Paths Of  Glory
2014

Coolidge Corner Theatre Brookline, MA

with

Dr. Steven Pinker

Johnstone Family Professor of Psychology, Harvard University; Experimental Psychologist

Paths of Glory— Human nature, war, and violence

A discussion of human nature, war, and violence, and why—as implausible as it may sound—we may be living in the most peaceable, least violent, and least cruel era in human existence.



Coolidge Corner Theatre Brookline, MA

Film Synopsis

After refusing to attack an enemy position, a general accuses a group of soldiers of cowardice and their commanding officer must defend them.

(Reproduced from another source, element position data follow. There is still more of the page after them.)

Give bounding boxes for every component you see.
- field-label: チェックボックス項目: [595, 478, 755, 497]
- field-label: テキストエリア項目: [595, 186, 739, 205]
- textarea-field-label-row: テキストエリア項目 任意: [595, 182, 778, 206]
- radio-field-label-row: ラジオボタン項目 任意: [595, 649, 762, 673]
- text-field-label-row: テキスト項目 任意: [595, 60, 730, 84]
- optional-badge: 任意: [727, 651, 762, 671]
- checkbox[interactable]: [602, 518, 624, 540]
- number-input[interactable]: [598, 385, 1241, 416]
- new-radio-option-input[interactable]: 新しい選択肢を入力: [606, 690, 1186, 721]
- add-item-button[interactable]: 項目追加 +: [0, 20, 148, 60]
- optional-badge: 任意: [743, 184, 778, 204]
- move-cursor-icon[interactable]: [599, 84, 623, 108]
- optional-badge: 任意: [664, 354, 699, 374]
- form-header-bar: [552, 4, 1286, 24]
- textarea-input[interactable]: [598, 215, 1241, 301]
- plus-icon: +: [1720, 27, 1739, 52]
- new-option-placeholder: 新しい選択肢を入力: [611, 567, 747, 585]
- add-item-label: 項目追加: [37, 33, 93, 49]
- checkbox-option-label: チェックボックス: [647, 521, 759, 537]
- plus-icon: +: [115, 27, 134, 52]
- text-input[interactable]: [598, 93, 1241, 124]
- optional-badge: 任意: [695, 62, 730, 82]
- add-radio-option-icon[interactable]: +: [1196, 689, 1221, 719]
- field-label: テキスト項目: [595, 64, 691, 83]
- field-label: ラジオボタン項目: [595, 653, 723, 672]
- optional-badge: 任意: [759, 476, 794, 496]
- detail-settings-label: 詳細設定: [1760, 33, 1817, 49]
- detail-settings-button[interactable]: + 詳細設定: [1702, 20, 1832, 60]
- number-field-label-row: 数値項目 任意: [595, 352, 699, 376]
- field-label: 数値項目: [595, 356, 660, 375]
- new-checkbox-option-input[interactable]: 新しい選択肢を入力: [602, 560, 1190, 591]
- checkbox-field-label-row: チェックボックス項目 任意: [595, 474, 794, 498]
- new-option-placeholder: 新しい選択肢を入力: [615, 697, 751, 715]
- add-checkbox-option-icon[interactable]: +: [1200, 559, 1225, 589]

During World War I, commanding officer General Broulard (Adolphe Menjou) orders his subordinate, General Mireau (George Macready), to attack a German trench position, offering a promotion as an incentive. Though the mission is foolhardy to the point of suicide, Mireau commands his own subordinate, Colonel Dax (Kirk Douglas), to plan the attack. Dax then finds himself taking on the ruthless top brass when his men are accused of cowardice after failing to complete the impossible and foolhardy mission. Brilliantly shot in black and white, Paths of Glory is unsparing in its depiction of the absurdity, brutality, and bureaucracy of war.

About the Speaker

Dr. Steven Pinker is an experimental psychologist and one of the world’s foremost writers on language, the mind, and human nature. Currently Johnstone Family Professor of Psychology at Harvard University, Dr. Pinker has also taught at Stanford and MIT. His research on vision, language, and social relations has won prizes from the National Academy of Sciences, the Royal Institution of Great Britain, the Cognitive Neuroscience Society, and the American Psychological Association. He has also received eight honorary doctorates, several teaching awards at MIT and Harvard, and numerous prizes for his books The Language Instinct, How the Mind WorksThe Blank Slate, and The Better Angels of Our Nature. He is chair of the Usage Panel of the American Heritage Dictionary, and often writes for The New York Times, Time, and other publications. He has been named Humanist of the Year, Prospect magazine’s “The World’s Top 100 Public Intellectuals,” Foreign Policy’s “100 Global Thinkers,” and Time magazine’s “The 100 Most Influential People in the World Today.”